Simulation of Rayleigh-Taylor Instability Suppression

Thomas Anderson, California Institute of Technology

Photo of Thomas Anderson

It is well known that when two stratifed immiscible incompressible fluids are present in a horizontal channel of infinite extent, the Rayleigh-Taylor instability may occur. Namely, when a heavy fluid lies above a lighter fluid the system is known to be unstable. Recently efforts have focused on suppressing this instability with a transverse electric field. We consider the numerical solution of an asymptotic limit of this model. The resulting evolution equation we propose to solve is a PDE posed with periodic boundary conditions, but is highly nonlinear. More problematic is a nonlinear, nonlocal term in which the nonlocal operator is known solely through its Fourier transform. We develop a conservative, fully implicit numerical method using both classical finite differences and a novel pseudo spectral technique.
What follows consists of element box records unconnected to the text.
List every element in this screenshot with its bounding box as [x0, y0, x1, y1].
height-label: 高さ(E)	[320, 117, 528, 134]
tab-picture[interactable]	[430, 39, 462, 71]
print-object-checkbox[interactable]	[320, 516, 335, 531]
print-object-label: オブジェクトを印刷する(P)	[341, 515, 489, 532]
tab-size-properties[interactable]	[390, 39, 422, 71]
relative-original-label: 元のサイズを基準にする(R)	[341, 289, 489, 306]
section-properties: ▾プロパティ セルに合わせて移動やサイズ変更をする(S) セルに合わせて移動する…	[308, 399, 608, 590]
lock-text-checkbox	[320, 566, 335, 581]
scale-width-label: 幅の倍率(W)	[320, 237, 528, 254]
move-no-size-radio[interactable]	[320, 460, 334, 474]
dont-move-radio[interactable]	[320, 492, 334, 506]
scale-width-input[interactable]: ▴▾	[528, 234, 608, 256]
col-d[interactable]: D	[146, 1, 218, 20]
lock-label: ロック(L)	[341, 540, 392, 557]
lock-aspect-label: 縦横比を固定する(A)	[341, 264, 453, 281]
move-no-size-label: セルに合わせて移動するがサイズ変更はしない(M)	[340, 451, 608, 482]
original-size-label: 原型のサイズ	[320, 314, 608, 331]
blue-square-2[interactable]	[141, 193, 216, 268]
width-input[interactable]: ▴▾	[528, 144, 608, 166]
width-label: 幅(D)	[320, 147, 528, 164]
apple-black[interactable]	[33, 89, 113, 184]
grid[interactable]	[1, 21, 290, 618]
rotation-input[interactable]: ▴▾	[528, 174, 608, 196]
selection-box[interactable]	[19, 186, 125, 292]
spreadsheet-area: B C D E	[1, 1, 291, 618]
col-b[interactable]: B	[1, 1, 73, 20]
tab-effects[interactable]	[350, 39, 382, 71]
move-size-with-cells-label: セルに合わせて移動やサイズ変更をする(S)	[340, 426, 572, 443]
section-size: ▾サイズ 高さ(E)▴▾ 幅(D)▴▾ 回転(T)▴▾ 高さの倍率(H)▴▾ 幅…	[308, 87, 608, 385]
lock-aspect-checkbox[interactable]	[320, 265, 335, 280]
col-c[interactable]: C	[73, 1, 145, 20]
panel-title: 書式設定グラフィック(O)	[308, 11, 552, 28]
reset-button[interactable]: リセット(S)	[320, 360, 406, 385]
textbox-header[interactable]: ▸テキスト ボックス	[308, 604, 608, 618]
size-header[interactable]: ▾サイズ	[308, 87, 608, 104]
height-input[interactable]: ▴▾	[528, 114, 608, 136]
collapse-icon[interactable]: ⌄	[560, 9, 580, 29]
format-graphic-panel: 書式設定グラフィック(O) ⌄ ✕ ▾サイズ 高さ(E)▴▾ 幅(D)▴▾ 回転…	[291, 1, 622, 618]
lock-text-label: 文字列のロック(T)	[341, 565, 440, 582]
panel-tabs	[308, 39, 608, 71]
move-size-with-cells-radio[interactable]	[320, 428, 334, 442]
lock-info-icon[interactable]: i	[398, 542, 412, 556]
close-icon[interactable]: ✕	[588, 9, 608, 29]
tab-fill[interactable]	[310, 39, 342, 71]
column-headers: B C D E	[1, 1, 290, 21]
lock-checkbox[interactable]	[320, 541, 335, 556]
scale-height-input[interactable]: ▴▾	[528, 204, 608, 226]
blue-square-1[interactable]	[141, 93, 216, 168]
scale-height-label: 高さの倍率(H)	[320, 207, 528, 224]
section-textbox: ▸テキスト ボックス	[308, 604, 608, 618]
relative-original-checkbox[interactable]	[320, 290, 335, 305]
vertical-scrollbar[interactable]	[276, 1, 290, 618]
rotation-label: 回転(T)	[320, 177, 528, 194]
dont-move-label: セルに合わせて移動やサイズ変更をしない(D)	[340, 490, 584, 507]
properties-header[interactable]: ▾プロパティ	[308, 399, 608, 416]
Existing methods in the literature solving similar problems rely on the fortunate existence of integral representations of the nonlocal operators and exploit these representations by efficient quadrature methods. Instead, we present a fully general technique simultaneously compatible with explicit and implicit solvers alike. Due to our method's generality we are able to test our methods for correctness against multiple existing results. For efficiency due to the multiple time scales over which the interface evolves, we use temporal and spatial adaptivity. We also discuss preconditioning techniques and parallelization of the algorithm. We find numerical evidence of this stabilization and also compare it to simulations of the full fluid equations.